The next step is to calculate descriptive statistics for columns with quantitative and qualitative data. First, let’s filter the columns by data types:

# Presumably, qualitative data, needs checking
cols_nominal = data.columns[data.dtypes == object]

# Quantitative data
cols_numeric = data.columns[(data.dtypes == float) | (data.dtypes == int)]

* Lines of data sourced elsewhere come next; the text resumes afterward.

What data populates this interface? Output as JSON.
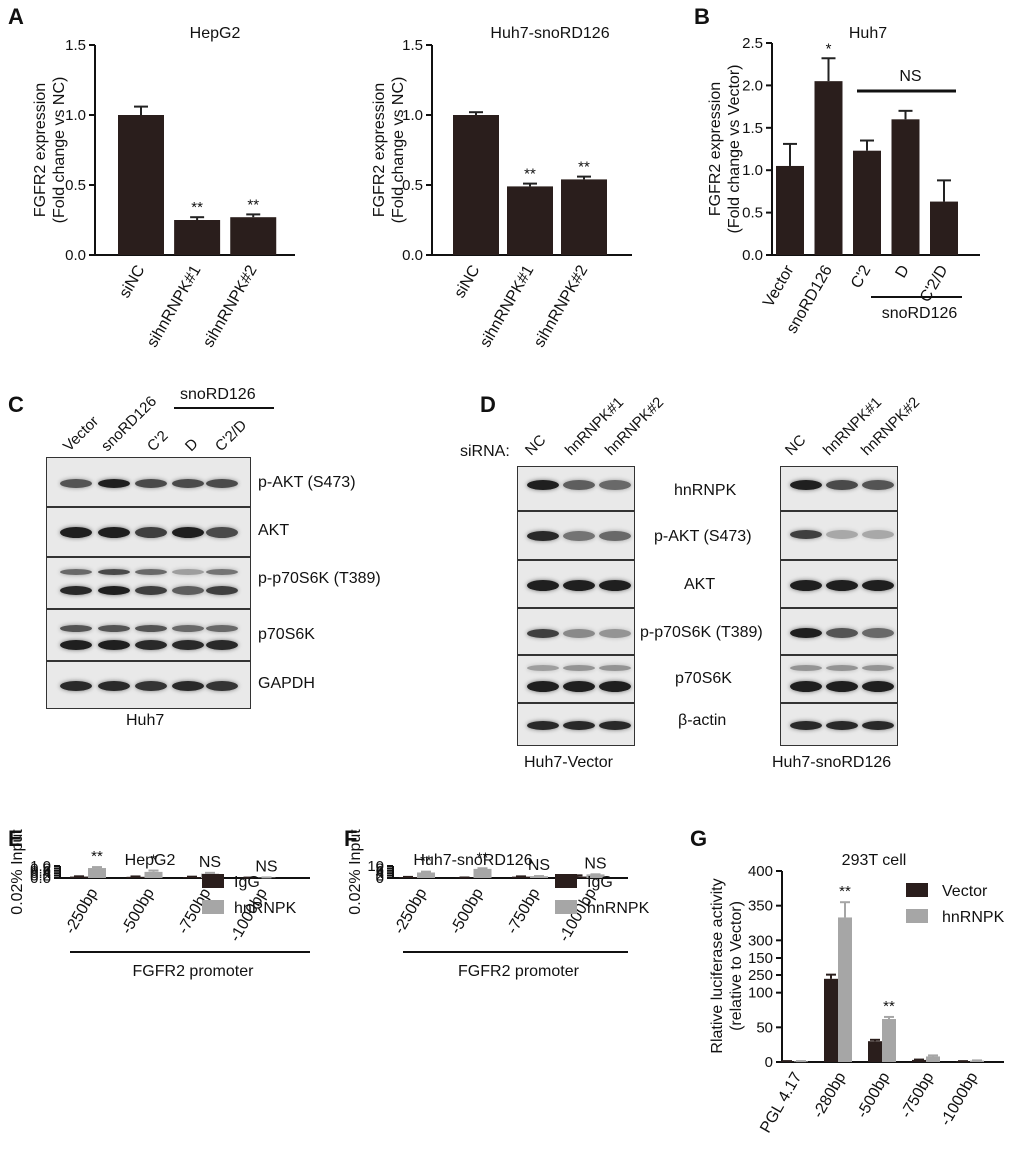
{
  "panels": {
    "A": "A",
    "B": "B",
    "C": "C",
    "D": "D",
    "E": "E",
    "F": "F",
    "G": "G"
  },
  "chart_data": [
    {
      "id": "A1",
      "type": "bar",
      "title": "HepG2",
      "ylabel_line1": "FGFR2 expression",
      "ylabel_line2": "(Fold change vs NC)",
      "categories": [
        "siNC",
        "sihnRNPK#1",
        "sihnRNPK#2"
      ],
      "values": [
        1.0,
        0.25,
        0.27
      ],
      "errors": [
        0.06,
        0.02,
        0.02
      ],
      "sig": [
        "",
        "**",
        "**"
      ],
      "ylim": [
        0,
        1.5
      ],
      "yticks": [
        "0.0",
        "0.5",
        "1.0",
        "1.5"
      ],
      "ytick_values": [
        0,
        0.5,
        1.0,
        1.5
      ]
    },
    {
      "id": "A2",
      "type": "bar",
      "title": "Huh7-snoRD126",
      "ylabel_line1": "FGFR2 expression",
      "ylabel_line2": "(Fold change vs NC)",
      "categories": [
        "siNC",
        "sihnRNPK#1",
        "sihnRNPK#2"
      ],
      "values": [
        1.0,
        0.49,
        0.54
      ],
      "errors": [
        0.02,
        0.02,
        0.02
      ],
      "sig": [
        "",
        "**",
        "**"
      ],
      "ylim": [
        0,
        1.5
      ],
      "yticks": [
        "0.0",
        "0.5",
        "1.0",
        "1.5"
      ],
      "ytick_values": [
        0,
        0.5,
        1.0,
        1.5
      ]
    },
    {
      "id": "B",
      "type": "bar",
      "title": "Huh7",
      "ylabel_line1": "FGFR2 expression",
      "ylabel_line2": "(Fold change vs Vector)",
      "categories": [
        "Vector",
        "snoRD126",
        "C'2",
        "D",
        "C'2/D"
      ],
      "values": [
        1.05,
        2.05,
        1.23,
        1.6,
        0.63
      ],
      "errors": [
        0.26,
        0.27,
        0.12,
        0.1,
        0.25
      ],
      "sig": [
        "",
        "*",
        "",
        "",
        ""
      ],
      "bracket_label": "NS",
      "group_label": "snoRD126",
      "ylim": [
        0,
        2.5
      ],
      "yticks": [
        "0.0",
        "0.5",
        "1.0",
        "1.5",
        "2.0",
        "2.5"
      ],
      "ytick_values": [
        0,
        0.5,
        1.0,
        1.5,
        2.0,
        2.5
      ]
    },
    {
      "id": "E",
      "type": "bar",
      "title": "HepG2",
      "ylabel": "0.02% Input",
      "categories": [
        "-250bp",
        "-500bp",
        "-750bp",
        "-1000bp"
      ],
      "series": [
        {
          "name": "IgG",
          "values": [
            0.12,
            0.1,
            0.08,
            0.03
          ],
          "errors": [
            0.02,
            0.03,
            0.03,
            0.005
          ],
          "color": "#2a1e1c"
        },
        {
          "name": "hnRNPK",
          "values": [
            0.83,
            0.51,
            0.36,
            0.04
          ],
          "errors": [
            0.08,
            0.11,
            0.07,
            0.01
          ],
          "color": "#a6a6a6"
        }
      ],
      "sig": [
        "**",
        "*",
        "NS",
        "NS"
      ],
      "xlabel": "FGFR2 promoter",
      "ylim": [
        0,
        1.0
      ],
      "yticks": [
        "0.0",
        "0.2",
        "0.4",
        "0.6",
        "0.8",
        "1.0"
      ],
      "ytick_values": [
        0,
        0.2,
        0.4,
        0.6,
        0.8,
        1.0
      ]
    },
    {
      "id": "F",
      "type": "bar",
      "title": "Huh7-snoRD126",
      "ylabel": "0.02% Input",
      "categories": [
        "-250bp",
        "-500bp",
        "-750bp",
        "-1000bp"
      ],
      "series": [
        {
          "name": "IgG",
          "values": [
            0.8,
            0.35,
            1.15,
            1.2
          ],
          "errors": [
            0.12,
            0.08,
            0.2,
            1.0
          ],
          "color": "#2a1e1c"
        },
        {
          "name": "hnRNPK",
          "values": [
            4.6,
            7.6,
            1.55,
            3.0
          ],
          "errors": [
            0.7,
            0.5,
            0.08,
            0.08
          ],
          "color": "#a6a6a6"
        }
      ],
      "sig": [
        "**",
        "**",
        "NS",
        "NS"
      ],
      "xlabel": "FGFR2 promoter",
      "ylim": [
        0,
        10
      ],
      "yticks": [
        "0",
        "2",
        "4",
        "6",
        "8",
        "10"
      ],
      "ytick_values": [
        0,
        2,
        4,
        6,
        8,
        10
      ]
    },
    {
      "id": "G",
      "type": "bar",
      "title": "293T cell",
      "ylabel_line1": "Rlative luciferase activity",
      "ylabel_line2": "(relative to Vector)",
      "categories": [
        "PGL 4.17",
        "-280bp",
        "-500bp",
        "-750bp",
        "-1000bp"
      ],
      "series": [
        {
          "name": "Vector",
          "values": [
            1,
            120,
            30,
            3,
            1
          ],
          "errors": [
            0.3,
            6,
            2,
            0.5,
            0.2
          ],
          "color": "#2a1e1c"
        },
        {
          "name": "hnRNPK",
          "values": [
            1,
            333,
            62,
            8,
            2
          ],
          "errors": [
            0.3,
            22,
            3,
            1.5,
            0.3
          ],
          "color": "#a6a6a6"
        }
      ],
      "sig": [
        "",
        "**",
        "**",
        "",
        ""
      ],
      "broken_axis": true,
      "yticks_low": [
        "0",
        "50",
        "100",
        "150"
      ],
      "ytick_low_values": [
        0,
        50,
        100,
        150
      ],
      "yticks_high": [
        "250",
        "300",
        "350",
        "400"
      ],
      "ytick_high_values": [
        250,
        300,
        350,
        400
      ]
    }
  ],
  "blots": {
    "C": {
      "lanes": [
        "Vector",
        "snoRD126",
        "C'2",
        "D",
        "C'2/D"
      ],
      "group_label": "snoRD126",
      "rows": [
        "p-AKT (S473)",
        "AKT",
        "p-p70S6K (T389)",
        "p70S6K",
        "GAPDH"
      ],
      "cell_label": "Huh7"
    },
    "D": {
      "siRNA_label": "siRNA:",
      "lanes": [
        "NC",
        "hnRNPK#1",
        "hnRNPK#2"
      ],
      "rows": [
        "hnRNPK",
        "p-AKT (S473)",
        "AKT",
        "p-p70S6K (T389)",
        "p70S6K",
        "β-actin"
      ],
      "left_label": "Huh7-Vector",
      "right_label": "Huh7-snoRD126"
    }
  }
}
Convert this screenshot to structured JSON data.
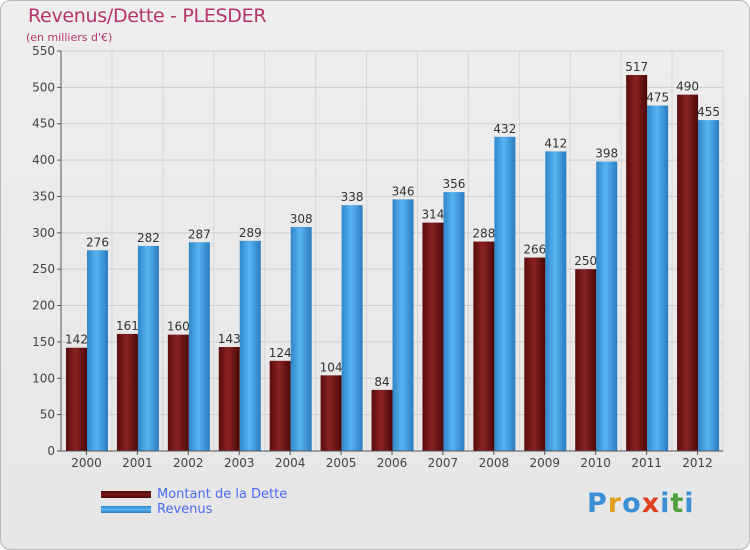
{
  "title": "Revenus/Dette - PLESDER",
  "subtitle": "(en milliers d'€)",
  "legend": {
    "dette_label": "Montant de la Dette",
    "revenus_label": "Revenus"
  },
  "logo": {
    "letters": [
      "P",
      "r",
      "o",
      "x",
      "i",
      "t",
      "i"
    ],
    "colors": [
      "#3a8fd6",
      "#e0a020",
      "#3a8fd6",
      "#e04020",
      "#3a8fd6",
      "#50a040",
      "#3a8fd6"
    ]
  },
  "colors": {
    "dette": "#7a1616",
    "revenus": "#3f9de0"
  },
  "chart_data": {
    "type": "bar",
    "title": "Revenus/Dette - PLESDER",
    "ylabel": "(en milliers d'€)",
    "xlabel": "",
    "ylim": [
      0,
      550
    ],
    "yticks": [
      0,
      50,
      100,
      150,
      200,
      250,
      300,
      350,
      400,
      450,
      500,
      550
    ],
    "grid": true,
    "legend_position": "bottom-left",
    "categories": [
      "2000",
      "2001",
      "2002",
      "2003",
      "2004",
      "2005",
      "2006",
      "2007",
      "2008",
      "2009",
      "2010",
      "2011",
      "2012"
    ],
    "series": [
      {
        "name": "Montant de la Dette",
        "values": [
          142,
          161,
          160,
          143,
          124,
          104,
          84,
          314,
          288,
          266,
          250,
          517,
          490
        ]
      },
      {
        "name": "Revenus",
        "values": [
          276,
          282,
          287,
          289,
          308,
          338,
          346,
          356,
          432,
          412,
          398,
          475,
          455
        ]
      }
    ]
  }
}
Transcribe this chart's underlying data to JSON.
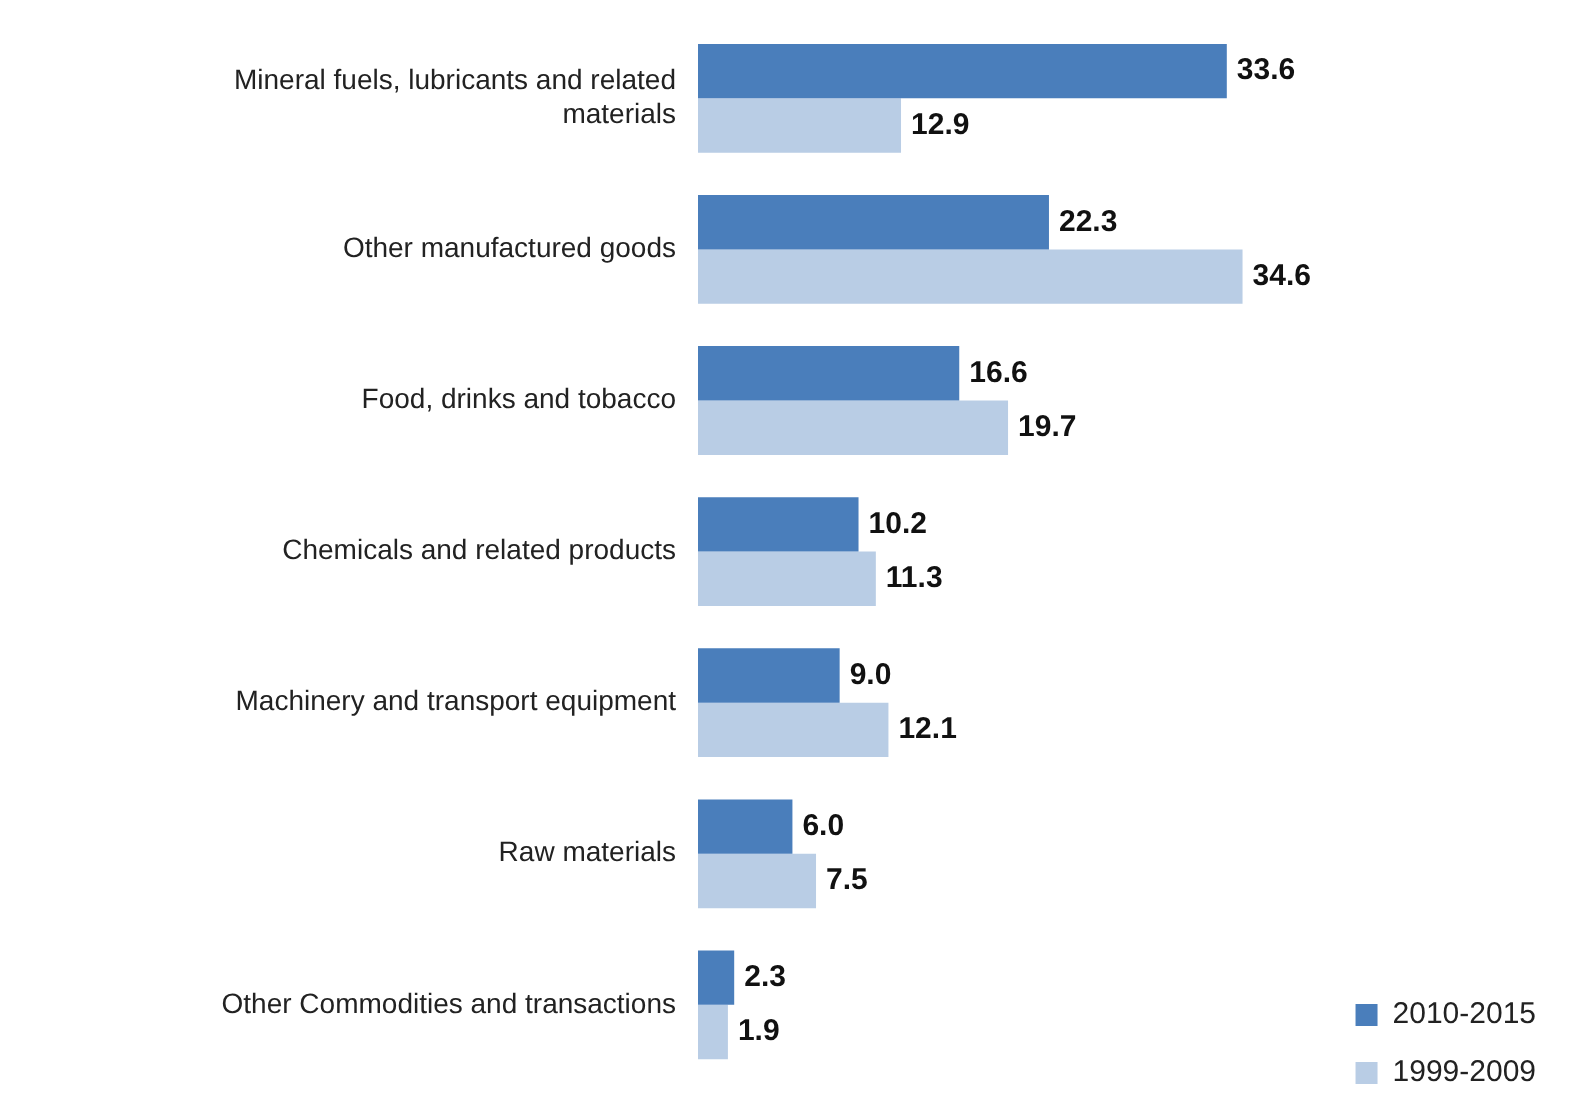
{
  "chart_data": {
    "type": "bar",
    "orientation": "horizontal",
    "categories": [
      "Mineral fuels, lubricants and related materials",
      "Other manufactured goods",
      "Food, drinks and tobacco",
      "Chemicals and related products",
      "Machinery and transport equipment",
      "Raw materials",
      "Other Commodities and transactions"
    ],
    "series": [
      {
        "name": "2010-2015",
        "color": "#4a7ebb",
        "values": [
          33.6,
          22.3,
          16.6,
          10.2,
          9,
          6,
          2.3
        ],
        "value_labels": [
          "33.6",
          "22.3",
          "16.6",
          "10.2",
          "9.0",
          "6.0",
          "2.3"
        ]
      },
      {
        "name": "1999-2009",
        "color": "#b9cde5",
        "values": [
          12.9,
          34.6,
          19.7,
          11.3,
          12.1,
          7.5,
          1.9
        ],
        "value_labels": [
          "12.9",
          "34.6",
          "19.7",
          "11.3",
          "12.1",
          "7.5",
          "1.9"
        ]
      }
    ],
    "legend": "bottom right"
  }
}
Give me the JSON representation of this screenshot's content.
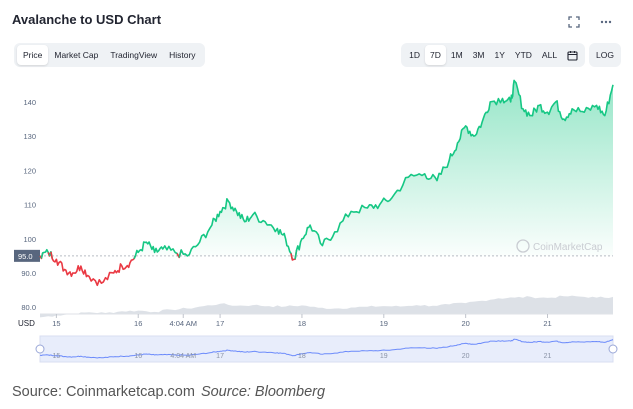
{
  "header": {
    "title": "Avalanche to USD Chart"
  },
  "toolbar": {
    "view_tabs": [
      "Price",
      "Market Cap",
      "TradingView",
      "History"
    ],
    "active_view": "Price",
    "ranges": [
      "1D",
      "7D",
      "1M",
      "3M",
      "1Y",
      "YTD",
      "ALL"
    ],
    "active_range": "7D",
    "log_label": "LOG",
    "icons": [
      "fullscreen-icon",
      "more-icon",
      "calendar-icon"
    ]
  },
  "chart_data": {
    "type": "line",
    "title": "Avalanche to USD Chart",
    "currency_label": "USD",
    "y_ticks": [
      "140",
      "130",
      "120",
      "110",
      "100",
      "90.0",
      "80.0"
    ],
    "ylim": [
      78,
      147
    ],
    "x_ticks": [
      "15",
      "16",
      "4:04 AM",
      "17",
      "18",
      "19",
      "20",
      "21"
    ],
    "reference_price": 95.0,
    "reference_label": "95.0",
    "watermark": "CoinMarketCap",
    "colors": {
      "up": "#16c784",
      "down": "#ea3943",
      "volume": "#dde1e7",
      "brush": "#3861fb"
    },
    "series": [
      {
        "x": [
          14.8,
          14.9,
          15.0,
          15.1,
          15.2,
          15.3,
          15.4,
          15.55,
          15.7,
          15.8,
          15.9,
          16.0,
          16.1,
          16.2,
          16.3,
          16.45,
          16.6,
          16.75,
          16.9,
          17.0,
          17.1,
          17.2,
          17.3,
          17.4,
          17.55,
          17.7,
          17.8,
          17.9,
          18.0,
          18.1,
          18.25,
          18.4,
          18.6,
          18.8,
          18.95,
          19.1,
          19.3,
          19.5,
          19.65,
          19.8,
          19.9,
          20.0,
          20.1,
          20.2,
          20.3,
          20.45,
          20.55,
          20.6,
          20.7,
          20.8,
          20.9,
          21.0,
          21.1,
          21.2,
          21.3,
          21.45,
          21.6,
          21.7,
          21.8
        ],
        "values": [
          95,
          96,
          94,
          91,
          90,
          92,
          89,
          87,
          90,
          92,
          93,
          96,
          99,
          96,
          97,
          96,
          95,
          99,
          104,
          108,
          111,
          108,
          105,
          107,
          105,
          103,
          100,
          94,
          100,
          104,
          98,
          102,
          108,
          109,
          110,
          112,
          118,
          119,
          117,
          123,
          128,
          133,
          130,
          134,
          140,
          141,
          140,
          146,
          138,
          136,
          139,
          137,
          140,
          135,
          138,
          137,
          139,
          136,
          145
        ]
      }
    ],
    "volume_series": {
      "x": [
        14.8,
        15.0,
        15.2,
        15.4,
        15.6,
        15.8,
        16.0,
        16.2,
        16.4,
        16.6,
        16.8,
        17.0,
        17.2,
        17.4,
        17.6,
        17.8,
        18.0,
        18.2,
        18.4,
        18.6,
        18.8,
        19.0,
        19.2,
        19.4,
        19.6,
        19.8,
        20.0,
        20.2,
        20.4,
        20.6,
        20.8,
        21.0,
        21.2,
        21.4,
        21.6,
        21.8
      ],
      "values": [
        77,
        77.6,
        78,
        78.5,
        78.3,
        78.8,
        79,
        78.6,
        79.3,
        79.6,
        80.3,
        81,
        80.4,
        80.6,
        80.3,
        80.2,
        80.5,
        79.8,
        79.6,
        79.9,
        80.1,
        80.3,
        80.2,
        80.6,
        80.4,
        80.8,
        81.2,
        81.9,
        82.6,
        82.8,
        83,
        82.7,
        83.2,
        83.1,
        82.8,
        83
      ]
    }
  },
  "footer": {
    "source1": "Source: Coinmarketcap.com",
    "source2": "Source: Bloomberg"
  }
}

We should also specify a column with missing values (NAs) that will be used to split the data in the selected columns into two groups: NA (missing) and Filled (non-missing).

Qualitative data

na.describe(data, columns=cols_nominal)

	Embarked		Name		Sex		Ticket
Cabin	Filled	NA	Filled	NA	Filled	NA	Filled	NA
count	202	687	204	687	204	687	204	687
unique	3	3	204	687	2	2	142	549
top	S	S	Levy, Mr. Rene Jacques	Nasser, Mr. Nicholas	male	male	113760	347082
freq	129	515	1	1	107	470	4	7

Let’s check the results by hand:

data.groupby(
  data['Cabin'].isna().replace({False: 'Filled', True: 'NA'}))['Sex']\
.value_counts()

Cabin	Sex	Count
Filled	male	107
	female	97
NA	male	470
	female	217

Here we take Cabin column, encode missing/non-missing data as Filled/NA, and then use it to group and count values in Sex column: among the passengers with missing cabin data, 470 were males, while 217 were females.

Quantitative data

Now, let’s look at the statistics calculated for the numeric data:

# Selecting just two columns
na.describe(data, columns=['Age', 'Fare'], col_na='Cabin')

	Age		Fare
Cabin	Filled	NA	Filled	NA
count	185	529	204	687
mean	35.8293	27.5553	76.1415	19.1573
std	15.6794	13.4726	74.3917	28.6633
min	0.92	0.42	0	0
25%	24	19	29.4531	7.8771
50%	36	26	55.2208	10.5
75%	48	35	89.3282	23
max	80	74	512.329	512.329

The mean age of passengers with missing cabin data was 27.6 years.